Forgive Me; 22

34 4 0
                                    

FORGIVE ME
.
.
.
.
HAPPY READING







Siang sudah berganti sore. Udara panas perlahan mulai sedikit teralihkan dengan sejuknya semilir angin yang mengenai kulit tangan Meyna yang tak terbalut oleh apa pun.

Meyna menatap datar pemandangan indah danau di sore hari. Namun, tidak dengan indah suasana hati Meyna. Hati Meyna terasa sakit ketika kejadian tak terduga kembali menimpa.

Kejadian yang kerap sekali Meyna benci. Apa itu? Itu adalah hal dalam membandingkan adik dan kakak di dalam satu keluarga. Sungguh, Meyna sangat membenci itu. Namun, ia tak bisa melakukan apa pun. Ia hanya bisa berdiam diri di tempat seperti patung. Ia pun tidak bisa menjawab apa pun ucapan yang diberikan, meskipun ia tidak salah. Karena di mata papa dan mamanya, ia selalu salah dalam hal apa pun.

Meyna menghembuskan napas kasar setelah menyadari bahwa dirinya terlalu lemah. Ditindas oleh teman sekolah, disiksa oleh kakak dari sahabat, lalu dikucilkan di dalam keluarga. Itu bukankah penderitaan yang cukup berat? Tetapi bodohnya Meyna, ia hanya bisa diam tanpa mau melawan. Ia memang bodoh, ia akui itu.

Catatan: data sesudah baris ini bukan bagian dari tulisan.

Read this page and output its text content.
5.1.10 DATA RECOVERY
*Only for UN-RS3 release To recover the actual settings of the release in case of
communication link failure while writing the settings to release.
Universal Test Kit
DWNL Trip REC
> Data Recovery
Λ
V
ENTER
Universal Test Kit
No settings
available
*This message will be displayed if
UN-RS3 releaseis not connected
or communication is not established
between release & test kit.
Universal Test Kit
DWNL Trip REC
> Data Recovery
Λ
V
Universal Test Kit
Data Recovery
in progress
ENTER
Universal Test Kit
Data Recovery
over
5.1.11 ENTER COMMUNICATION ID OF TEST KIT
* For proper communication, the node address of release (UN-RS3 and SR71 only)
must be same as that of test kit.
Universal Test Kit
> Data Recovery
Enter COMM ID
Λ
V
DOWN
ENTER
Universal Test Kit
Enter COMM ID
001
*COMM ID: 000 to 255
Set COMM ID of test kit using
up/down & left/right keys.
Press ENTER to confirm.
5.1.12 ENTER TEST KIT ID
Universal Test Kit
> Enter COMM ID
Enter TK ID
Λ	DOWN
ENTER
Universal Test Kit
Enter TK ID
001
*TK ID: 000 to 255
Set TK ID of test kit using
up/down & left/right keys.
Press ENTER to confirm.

Berpegang teguh pada pendirian bahwa dirinya tidak mau melakukan masalah, memang bukan perkara mudah. Meyna harus siap mental dalam hal apa pun yang akan terjadi nantinya.

Meyna menatap pemandangan senja yang perlahan mulai terlihat. "Senja ... kapan keindahan muncul di dalam hidup aku? Tapi aku nggak mau indahnya hidupku sama seperti kamu, karena aku nggak mau kalau keindahan hidupku hanya bersifat sementara seperti kamu ....."

Setelah pulang sekolah tadi, Meyna tak langsung pulang ke rumahnya, melainkan Meyna menyempatkan diri ke tempat yang ia sukai. Banyak yang berkata, jika datang ke tempat yang disukai, suasana hati akan menjadi sedikit membaik.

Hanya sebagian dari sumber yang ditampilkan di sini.